The outgoing chairman felt that such an Interlocutor in Nagaland could also help fill the communication gap between the Centre and the state government.

He said there were many areas that require action in Nagaland and that Delhi has to give the extra push and hardcore action to address the pressing issues. George felt that if such an Interlocutor in Nagaland was to be appointed, he should be given a hand to do a good job.

Asked about his view on the Naga political issue, George asserted that the biggest problem was that all were only talking from their own selfish interests. He said this itself was the biggest tragedy that has befallen the people’s yearning for peace.

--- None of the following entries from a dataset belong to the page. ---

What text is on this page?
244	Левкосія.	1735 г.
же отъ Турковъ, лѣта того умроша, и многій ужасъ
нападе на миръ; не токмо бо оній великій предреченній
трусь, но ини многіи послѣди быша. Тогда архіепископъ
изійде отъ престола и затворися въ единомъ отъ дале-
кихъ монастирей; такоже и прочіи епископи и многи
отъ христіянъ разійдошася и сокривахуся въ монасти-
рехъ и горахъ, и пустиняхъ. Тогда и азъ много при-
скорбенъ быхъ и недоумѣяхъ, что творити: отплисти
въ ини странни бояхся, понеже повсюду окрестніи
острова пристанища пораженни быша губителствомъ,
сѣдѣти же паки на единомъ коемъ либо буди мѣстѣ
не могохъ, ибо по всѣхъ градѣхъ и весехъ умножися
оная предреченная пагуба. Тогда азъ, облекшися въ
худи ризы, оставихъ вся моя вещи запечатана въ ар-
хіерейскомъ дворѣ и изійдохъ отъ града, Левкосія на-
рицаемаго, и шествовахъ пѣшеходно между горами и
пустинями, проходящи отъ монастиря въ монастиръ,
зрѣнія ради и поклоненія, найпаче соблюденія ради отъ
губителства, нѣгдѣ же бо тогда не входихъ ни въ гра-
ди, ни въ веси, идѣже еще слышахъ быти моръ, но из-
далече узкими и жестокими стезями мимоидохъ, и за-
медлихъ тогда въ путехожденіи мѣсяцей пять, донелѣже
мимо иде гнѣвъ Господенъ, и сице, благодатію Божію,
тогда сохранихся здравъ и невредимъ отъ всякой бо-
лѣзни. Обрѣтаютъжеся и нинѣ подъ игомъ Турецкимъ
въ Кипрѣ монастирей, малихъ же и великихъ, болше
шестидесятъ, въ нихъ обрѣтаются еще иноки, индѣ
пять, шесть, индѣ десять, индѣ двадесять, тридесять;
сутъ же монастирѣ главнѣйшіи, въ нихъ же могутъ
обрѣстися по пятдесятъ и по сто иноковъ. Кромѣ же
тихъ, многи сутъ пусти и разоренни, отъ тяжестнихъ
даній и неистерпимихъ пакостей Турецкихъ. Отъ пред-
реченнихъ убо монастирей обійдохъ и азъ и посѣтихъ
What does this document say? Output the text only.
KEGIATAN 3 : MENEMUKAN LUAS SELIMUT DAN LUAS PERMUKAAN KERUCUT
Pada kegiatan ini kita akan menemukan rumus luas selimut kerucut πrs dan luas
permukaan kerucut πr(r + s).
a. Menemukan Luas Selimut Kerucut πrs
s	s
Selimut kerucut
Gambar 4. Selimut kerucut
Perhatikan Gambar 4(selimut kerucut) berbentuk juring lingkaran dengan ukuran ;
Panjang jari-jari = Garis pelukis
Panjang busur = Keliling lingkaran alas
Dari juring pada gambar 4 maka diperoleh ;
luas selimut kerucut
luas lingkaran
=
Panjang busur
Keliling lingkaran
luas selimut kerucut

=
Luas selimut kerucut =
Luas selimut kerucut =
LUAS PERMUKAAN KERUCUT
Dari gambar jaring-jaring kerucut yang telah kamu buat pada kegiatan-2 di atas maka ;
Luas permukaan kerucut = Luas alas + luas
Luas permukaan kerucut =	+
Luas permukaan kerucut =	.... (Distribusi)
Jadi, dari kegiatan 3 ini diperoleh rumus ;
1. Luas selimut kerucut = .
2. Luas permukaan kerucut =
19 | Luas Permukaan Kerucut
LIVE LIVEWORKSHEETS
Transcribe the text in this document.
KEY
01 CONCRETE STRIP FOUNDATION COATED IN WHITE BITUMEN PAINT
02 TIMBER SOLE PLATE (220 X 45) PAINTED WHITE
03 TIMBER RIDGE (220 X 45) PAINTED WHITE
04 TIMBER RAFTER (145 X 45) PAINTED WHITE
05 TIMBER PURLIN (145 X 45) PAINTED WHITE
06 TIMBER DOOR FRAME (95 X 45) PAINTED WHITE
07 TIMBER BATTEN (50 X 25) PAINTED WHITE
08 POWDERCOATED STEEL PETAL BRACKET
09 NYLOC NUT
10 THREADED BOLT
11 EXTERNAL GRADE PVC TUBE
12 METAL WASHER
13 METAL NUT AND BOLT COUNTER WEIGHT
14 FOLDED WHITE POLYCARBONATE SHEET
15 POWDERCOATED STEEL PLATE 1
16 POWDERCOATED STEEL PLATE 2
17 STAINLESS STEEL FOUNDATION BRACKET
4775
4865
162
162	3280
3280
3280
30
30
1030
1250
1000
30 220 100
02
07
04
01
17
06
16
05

George also shared the view that the elected government in the state has to be kept in the loop over the Naga political issue. He said Delhi cannot realistically arrive at any widely acceptable agreement without taking the state government on board.

He also reiterated that the Centre needed to get more involved with Nagaland and the people rather than with only the NSCN(I-M). George however clarified that he was not referring to the ongoing talks but about problems of extortion and other offences by various groups that continue to plague Naga society.

He cited the case of the Rs.1200 crore SARDP in Nagaland which has ground to a halt due to extortion demands by one underground group. He said reviving the project would also be very costly.
George asked “why are the people silent” (about abandonment of the road project) and “where is the money going to?”.

He opined that Nagaland was being held under a mafia-like vice grip and that this had to change. He lamented that people were naïve to think that “one signature in Delhi” would suddenly transformation into peace.

George described as irrelevant, the much-used phrase “solution” which political leaders and sections of society use as the politically correct lexicon.

He said talks were held only with one faction and that too in secrecy for a solution for all. He asked, can it ever become a solution?

He said it was far from true that Delhi can bring the “solution” as demanded. George pointed out that the change that people want has to come through a common responsibility of playing an active role instead of “taking a backseat”.

George said people in Nagaland need to realise, that unless they speak out, loud and clear against acts inimical to social peace and harmony, change will not happen.

He said in contrast, in Manipur, where the situation is graver, people have resorted to organising seminars to voice their anger openly against such acts.

The outgoing chairman also said the oft-used common concept of “conflict resolution” was sometimes misplaced as in reality, it was an engagement with only a miniscule section of society.

He said nobody knows what the demands are and whether the perceived solution was applicable only to one area or to Nagaland or beyond. He said this went beyond the basics of resolving conflict.

George opined that keeping people in the dark has the consequence of the void being filled by suspicion. In such a situation, he said acceptance of such agreement by a wide majority could become a problem.

According to the outgoing chairman, it would have been different if there was communication with the public on what the demands were in order not to create wide suspicions.

He said even if an agreement was the best available, in the end, making people accept it would be a challenge.

He also maintained that there was no such thing as perfect document or agreement. George said only when it was acceptable to all sections of people, it would be an ideal document.